文書検索やテキストマイニングを行うためには通常、文書の解析(自然言語処理)が必要となります。 解析の例としては単語の分かち書き、構文解析、属性抽出などがあり、必要な情報がテキストから抽出されアプリケーションで利用されます。 しかしながら、これらの技術を用いたテキスト処理モジュールを開発するには、それぞれに深い知識が必要で、独立に開発されていることが多いのが現状です。 そのため複数の解析技術を組み合わせたシステムを構築するためには、それぞれの技術に精通した多くの専門家と時間が必要となっています。 個々の技術を用いた処理モジュールは数多く存在しており、これらを再利用するなどして有効活用するための共通のデータ構造、そして処理モジュール共通のインターフェースが求められています。 このような背景のもと。2004年12月、IBM基礎研究部門は alphaWorks (IBMの先進的なソフトウェアを配布するサイト)より UIMA SDK を公開しました。 UIMA (Unstructured Information Management Architecture)は文書などの非定型情報管理アプリケーションを構築し配置するためのソフトウェアアーキテクチャーです。これは2006年以降、Apache のプロジェクトにて、オープンソースのソフトウェアとして公開されています。
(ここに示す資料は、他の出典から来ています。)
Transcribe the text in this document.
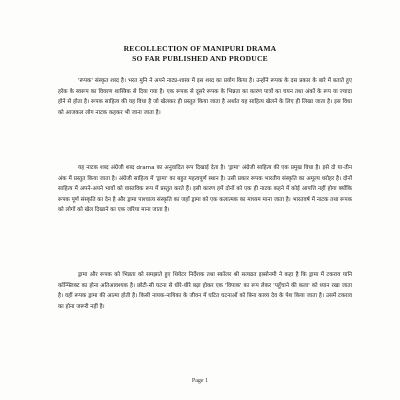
RECOLLECTION OF MANIPURI DRAMA
SO FAR PUBLISHED AND PRODUCE

'रूपक' संस्कृत शब्द है। भरत मुनि ने अपने नाट्य-शास्त्र में इस शब्द का प्रयोग किया है। उन्होंने रूपक के दस प्रकार के बारे में बताते हुए हरेक के स्वरूप का विवरण शास्त्रिक से दिया गया है। एक रूपक से दूसरे रूपक के भिन्नता का कारण पात्रों का चयन तथा अंकों के रूप या ज्यादा होने से होता है। रूपक साहित्य की यह विधा है जो खेलकर ही प्रस्तुत किया जाता है अर्थात यह साहित्य खेलने के लिए ही लिखा जाता है। इस विधा को आजकल लोग नाटक कहकर भी जाना जाता है।

यह नाटक शब्द अंग्रेजी शब्द drama का अनुवादित रूप दिखाई देता है। 'ड्रामा' अंग्रेजी साहित्य की एक प्रमुख विधा है। इसे दो या-तीन अंक में प्रस्तुत किया जाता है। अंग्रेजी साहित्य में 'ड्रामा' का बहुत महत्वपूर्ण स्थान है। उसी प्रकार रूपक भारतीय संस्कृति का अमूल्य धरोहर है। दोनों साहित्य में अपने-अपने भावों को वास्तविक रूप में प्रस्तुत करते हैं। इसी कारण हमें दोनों को एक ही नाटक कहने में कोई आपत्ति नहीं होगा क्योंकि रूपक पूर्ण संस्कृति का देन है और ड्रामा पाश्चात्य संस्कृति का जहाँ ड्रामा को एक कलात्मक का माध्यम माना जाता है। भारतवर्ष में नाटक तथा रूपक को लोगों को खेल दिखाने का एक जरिया माना जाता है।

ड्रामा और रूपक को भिन्नता को समझाते हुए थियेटर निर्देशक तथा स्कॉलर श्री सत्यव्रत इब्सोनमी ने कहा है कि ड्रामा में टकराव यानि कॉन्फ्लिक्ट का होना अतिआवश्यक है। छोटी-सी घटना से धीरे-धीरे बढ़ा होकर एक 'विपाक' का रूप लेकर 'पहुँचाने की कला' को ध्यान रखा जाता है। वहीं रूपक ड्रामा की आत्मा होती है। किसी नायक-नायिका के जीवन में घटित घटनाओं को बिना काव्य देव के पेश किया जाता है। उसमें टकराव का होना जरूरी नहीं है।

Page 1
UIMAでは、文書などの非定型情報を処理するためのデータ構造(Common Analysis System)を定義しています。 また、各処理モジュールが共通に持つインターフェースとして、Analysis Engineを定義しています。 したがって各開発者がそれぞれ、Analysis EngineインターフェースをもったUIMA準拠の 処理モジュールを作成することによって、他の処理モジュールの中で使用されている技術に関する 専門的知識がなくても使用できるようになります。 これにより、アプリケーションの開発の協業が容易に行え、 より大きなソリューションを構築が可能となります。 このように、UIMAは非定型情報と定型情報をつなぐための有用なインフラとして位置づけられます。